Entre ellos, igualdad en superficie dura (9-9), que no en las finales en este tipo de escenario: 2-4 a favor del suizo

Ante Fognini, el pulso estuvo claramente dividido en dos. El italiano, un adversario de extremos, es uno de esos jugadores que saben hacerle cosquillas a Nadal, pero también uno de los más ciclotímicos del circuito. Si amanece con buen pie es capaz de lo mejor, pero si el día se presenta torcido se desvanece. En esta ocasión hizo el recorrido en sentido inverso, porque jugó el primer parcial como si la historia no fuese con él, desganado y errático, indolente, y el segundo a pleno rendimiento. Parecía que el partido iba a quedar en una nimiedad, en nada más allá que un ejercicio de control por parte de Nadal, y al final el balear tuvo que trabajárselo.
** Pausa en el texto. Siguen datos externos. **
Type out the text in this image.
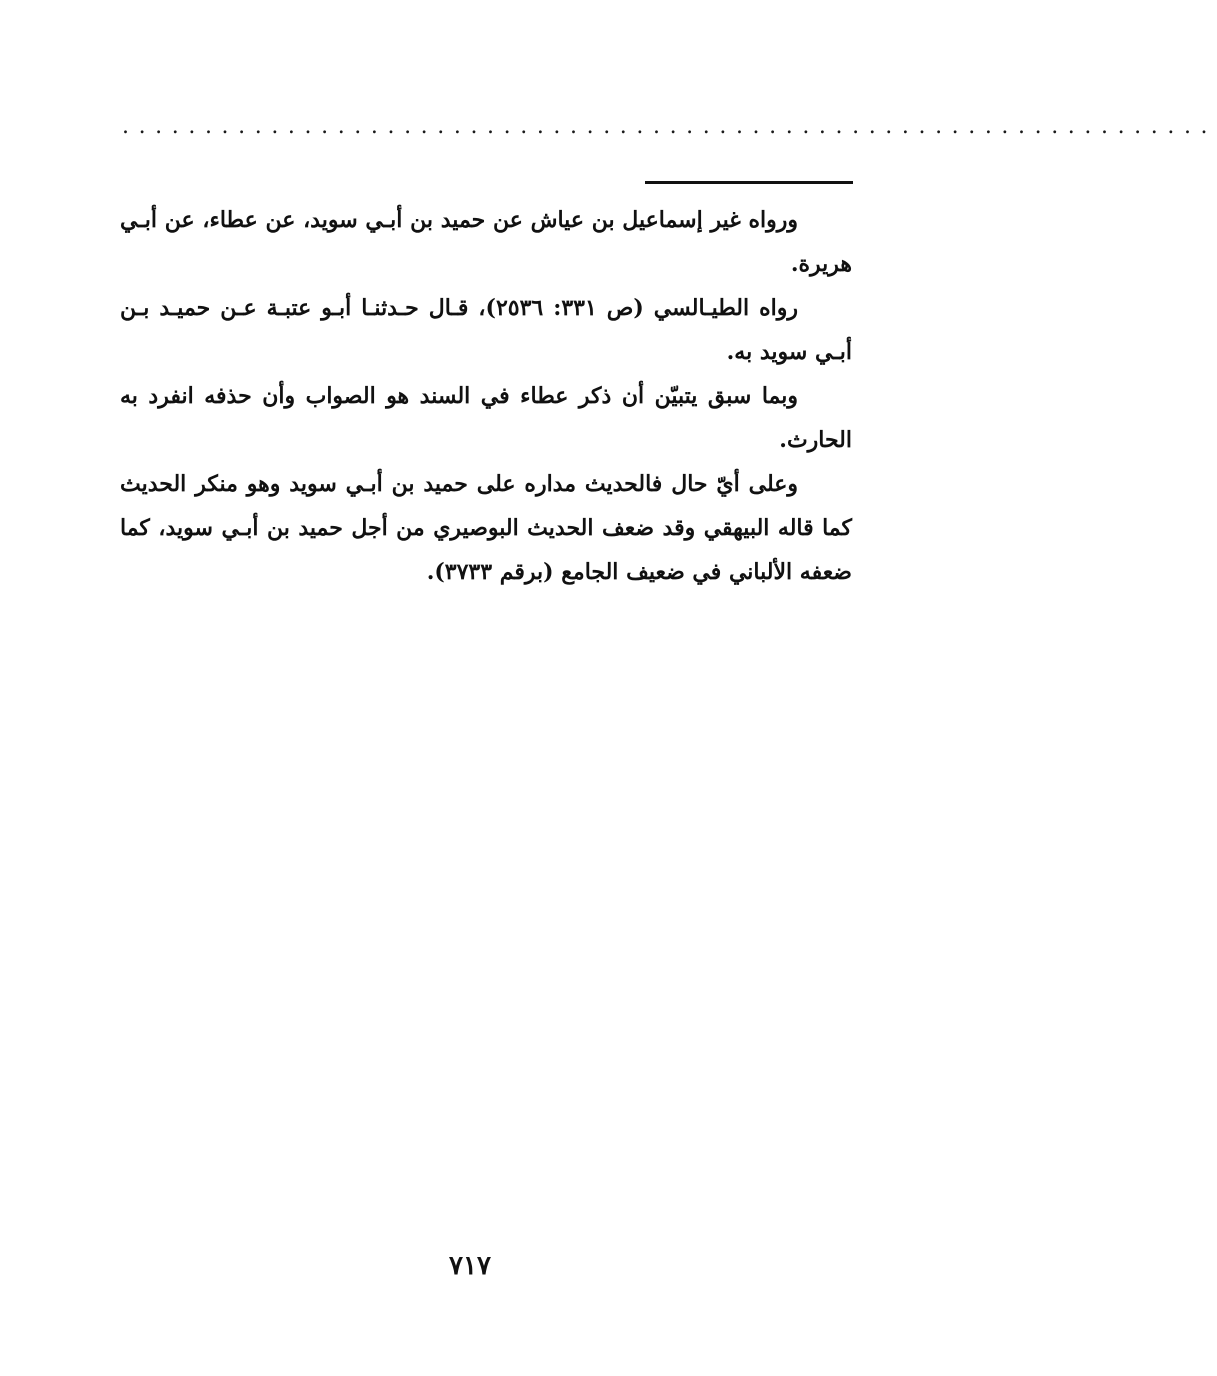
..................................................................

ورواه غير إسماعيل بن عياش عن حميد بن أبـي سويد، عن عطاء، عن أبـي هريرة.

رواه الطيـالسي (ص ٣٣١: ٢٥٣٦)، قـال حـدثنـا أبـو عتبـة عـن حميـد بـن أبـي سويد به.

وبما سبق يتبيّن أن ذكر عطاء في السند هو الصواب وأن حذفه انفرد به الحارث.

وعلى أيّ حال فالحديث مداره على حميد بن أبـي سويد وهو منكر الحديث كما قاله البيهقي وقد ضعف الحديث البوصيري من أجل حميد بن أبـي سويد، كما ضعفه الألباني في ضعيف الجامع (برقم ٣٧٣٣).

٧١٧
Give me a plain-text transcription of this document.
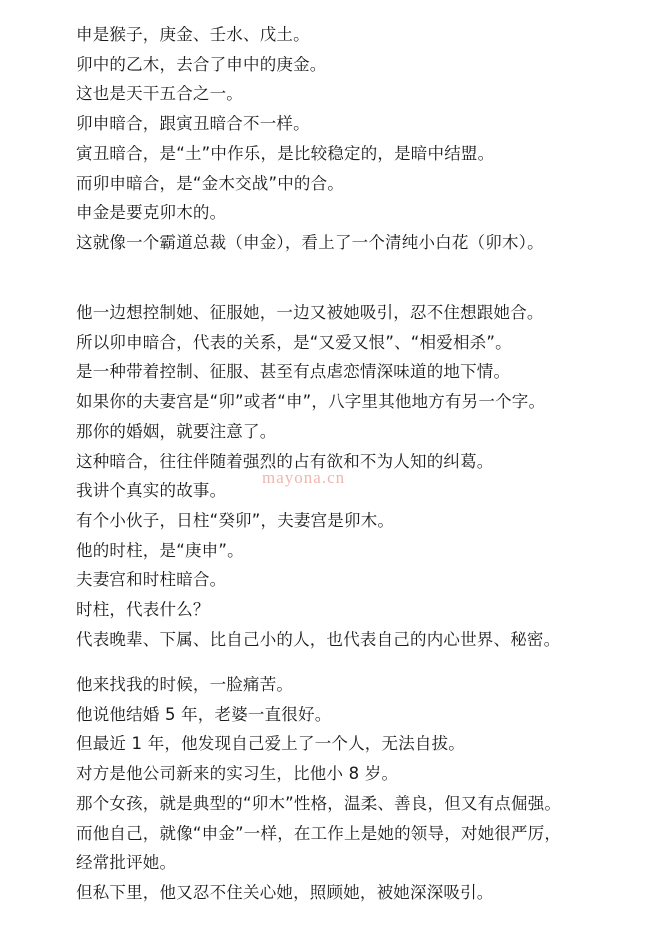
申是猴子，庚金、壬水、戊土。
卯中的乙木，去合了申中的庚金。
这也是天干五合之一。
卯申暗合，跟寅丑暗合不一样。
寅丑暗合，是“土”中作乐，是比较稳定的，是暗中结盟。
而卯申暗合，是“金木交战”中的合。
申金是要克卯木的。
这就像一个霸道总裁（申金），看上了一个清纯小白花（卯木）。
他一边想控制她、征服她，一边又被她吸引，忍不住想跟她合。
所以卯申暗合，代表的关系，是“又爱又恨”、“相爱相杀”。
是一种带着控制、征服、甚至有点虐恋情深味道的地下情。
如果你的夫妻宫是“卯”或者“申”，八字里其他地方有另一个字。
那你的婚姻，就要注意了。
这种暗合，往往伴随着强烈的占有欲和不为人知的纠葛。
我讲个真实的故事。
有个小伙子，日柱“癸卯”，夫妻宫是卯木。
他的时柱，是“庚申”。
夫妻宫和时柱暗合。
时柱，代表什么？
代表晚辈、下属、比自己小的人，也代表自己的内心世界、秘密。
他来找我的时候，一脸痛苦。
他说他结婚 5 年，老婆一直很好。
但最近 1 年，他发现自己爱上了一个人，无法自拔。
对方是他公司新来的实习生，比他小 8 岁。
那个女孩，就是典型的“卯木”性格，温柔、善良，但又有点倔强。
而他自己，就像“申金”一样，在工作上是她的领导，对她很严厉，
经常批评她。
但私下里，他又忍不住关心她，照顾她，被她深深吸引。
mayona.cn
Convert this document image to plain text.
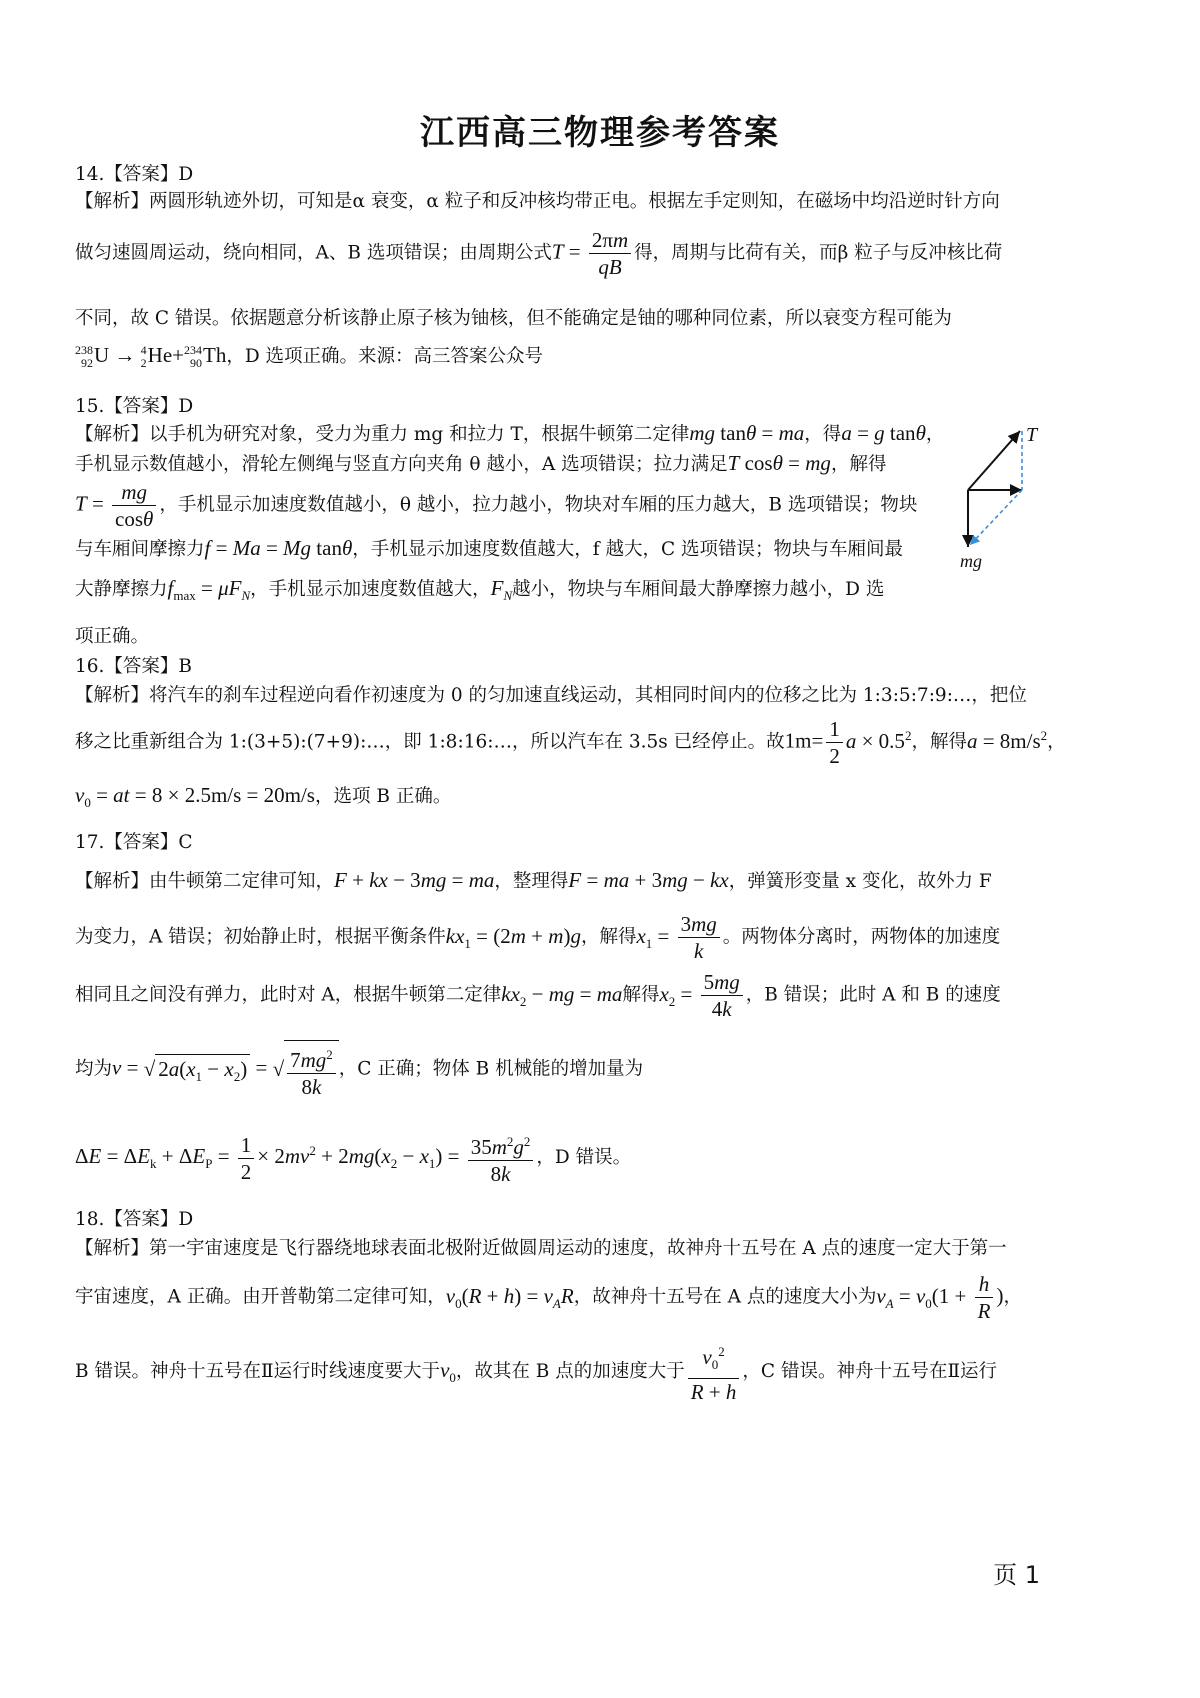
江西高三物理参考答案
14.【答案】D
【解析】两圆形轨迹外切，可知是α 衰变，α 粒子和反冲核均带正电。根据左手定则知，在磁场中均沿逆时针方向
做匀速圆周运动，绕向相同，A、B 选项错误；由周期公式$T = \frac{2\pi m}{qB}$ 得，周期与比荷有关，而β 粒子与反冲核比荷
不同，故 C 错误。依据题意分析该静止原子核为铀核，但不能确定是铀的哪种同位素，所以衰变方程可能为
238
92U → 4
2He+234
90Th，D 选项正确。来源：高三答案公众号
15.【答案】D
【解析】以手机为研究对象，受力为重力 mg 和拉力 T，根据牛顿第二定律mg tanθ = ma，得a = g tanθ，
手机显示数值越小，滑轮左侧绳与竖直方向夹角 θ 越小，A 选项错误；拉力满足T cosθ = mg，解得
$T = \frac{mg}{\cos\theta}$ ，手机显示加速度数值越小，θ 越小，拉力越小，物块对车厢的压力越大，B 选项错误；物块
与车厢间摩擦力f = Ma = Mg tanθ，手机显示加速度数值越大，f 越大，C 选项错误；物块与车厢间最
大静摩擦力$f_{max} = \mu F_N$，手机显示加速度数值越大，$F_N$越小，物块与车厢间最大静摩擦力越小，D 选
项正确。
T
mg
16.【答案】B
【解析】将汽车的刹车过程逆向看作初速度为 0 的匀加速直线运动，其相同时间内的位移之比为 1:3:5:7:9:…，把位
移之比重新组合为 1:(3+5):(7+9):…，即 1:8:16:…，所以汽车在 3.5s 已经停止。故$1m= \frac{1}{2}$ $a \times 0.5^2$，解得$a = 8m/s^2$，
$v_0$ = at = 8 × 2.5m/s = 20m/s，选项 B 正确。
17.【答案】C
【解析】由牛顿第二定律可知，F + kx − 3mg = ma，整理得F = ma + 3mg − kx，弹簧形变量 x 变化，故外力 F
为变力，A 错误；初始静止时，根据平衡条件$kx_1 = (2m + m)g$，解得$x_1 = \frac{3mg}{k}$ 。两物体分离时，两物体的加速度
相同且之间没有弹力，此时对 A，根据牛顿第二定律$kx_2$ − mg = ma解得$x_2 = \frac{5mg}{4k}$ ，B 错误；此时 A 和 B 的速度
均为v = √ $2a(x_1 - x_2)$ = √ $\frac{7mg^2}{8k}$ ，C 正确；物体 B 机械能的增加量为
$\Delta E = \Delta E_k + \Delta E_P = \frac{1}{2} \times 2mv^2 + 2mg(x_2 - x_1) = \frac{35m^2g^2}{8k}$ ，D 错误。
18.【答案】D
【解析】第一宇宙速度是飞行器绕地球表面北极附近做圆周运动的速度，故神舟十五号在 A 点的速度一定大于第一
宇宙速度，A 正确。由开普勒第二定律可知，$v_0(R + h) = v_AR$，故神舟十五号在 A 点的速度大小为$v_A = v_0(1 + \frac{h}{R}$ )，
B 错误。神舟十五号在Ⅱ运行时线速度要大于$v_0$，故其在 B 点的加速度大于 $\frac{v_0^2}{R + h}$ ，C 错误。神舟十五号在Ⅱ运行
页 1
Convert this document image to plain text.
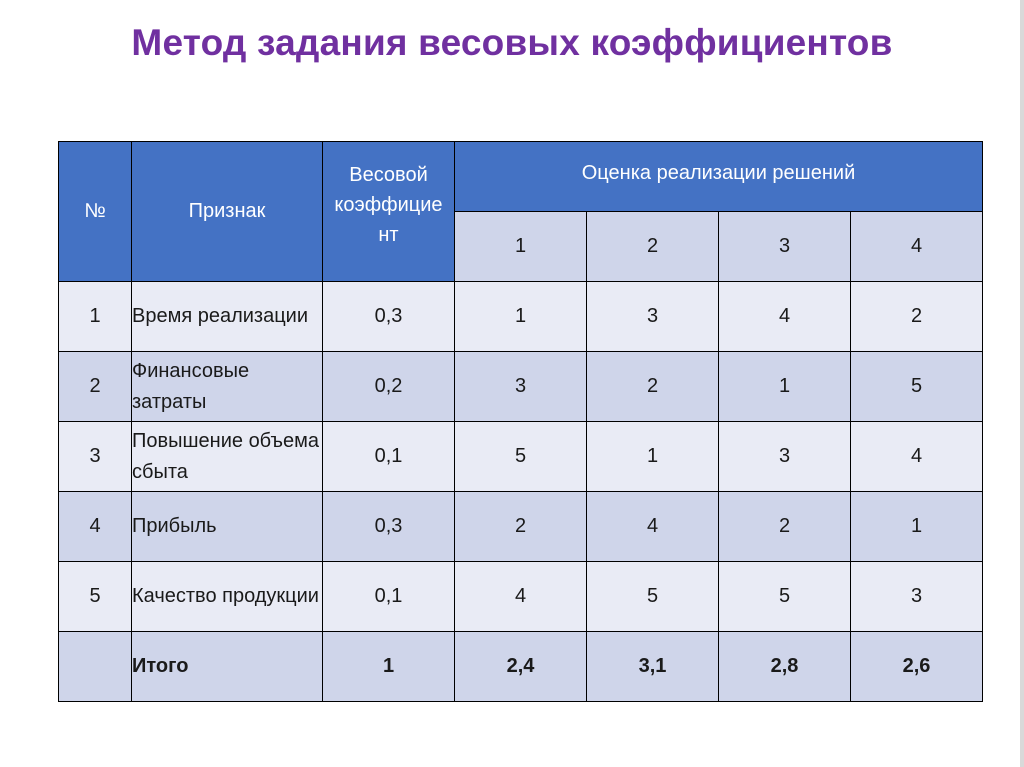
Метод задания весовых коэффициентов
№	Признак	Весовой коэффицие нт	Оценка реализации решений			

			1	2	3	4
1	Время реализации	0,3	1	3	4	2
2	Финансовые затраты	0,2	3	2	1	5
3	Повышение объема сбыта	0,1	5	1	3	4
4	Прибыль	0,3	2	4	2	1
5	Качество продукции	0,1	4	5	5	3
	Итого	1	2,4	3,1	2,8	2,6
Tuvo un arrebato Fognini y el español lo contuvo con ese tenis serio que le acompaña en estos días de sol en Miami. De sol y viento, que ayer lo hubo y mucho, y además fue determinante, porque cuando más inspirado estaba el italiano le jugó una muy mala pasada. Con 5-5 en el segundo parcial, una ráfaga maquiavélica desvió una de sus dejadas al pasillo y a continuación cometió una doble falta. En consecuencia, tercer break de la tarde para Nadal —los otros dos fueron en el cuarto y el sexto juego del primer set, resuelto por el español en 25 minutos— y todo su esfuerzo se fue al garete. Jaque mate.

Solo Arantxa conquistó Crandon Park

Nadal celebra su victoria ante Fognini en Miami.
Nadal celebra su victoria ante Fognini en Miami. EFE

Cierto es que para entonces ya había tenido un par de ramalazos de los suyos, estrellando la raqueta de mala gana contra el asfalto y arrojando una toalla al suelo. Y es que seguramente se temía lo que estaba por llegar. Nadal, pétreo y poderoso de nuevo (13 errores no forzados, por los 35 de su rival), sostuvo unos niveles de servicio formidables —70% de efectividad, 83% de puntos con primeros y 80% con segundos— y redujo a escombros la resistencia. Otra vez a un tono muy elevado, el mallorquín apunta ahora al que sería su 29º trofeo del Masters 1.000 y el 70º de su carrera.

Regresará, tres años después, a una final sobre superficie dura en un torneo de esta categoría; la última también tuvo lugar en Florida. Y a su alcance, además, está el hecho de convertirse en el primer representante español que vence en Miami, porque ni Sergi Bruguera (1997), ni Carlos Moyá (2003), ni David Ferrer (2013) pudieron conseguirlo previamente. Tan solo Arantxa Sánchez Vicario, en 1992 y 1993, levantó la copa de campeona en Crandon Park. Ahora, Nadal está a un solo paso. En el primer tercio del curso va de final en final. Ya solo queda la puntilla: un año después, volver a morder el metal.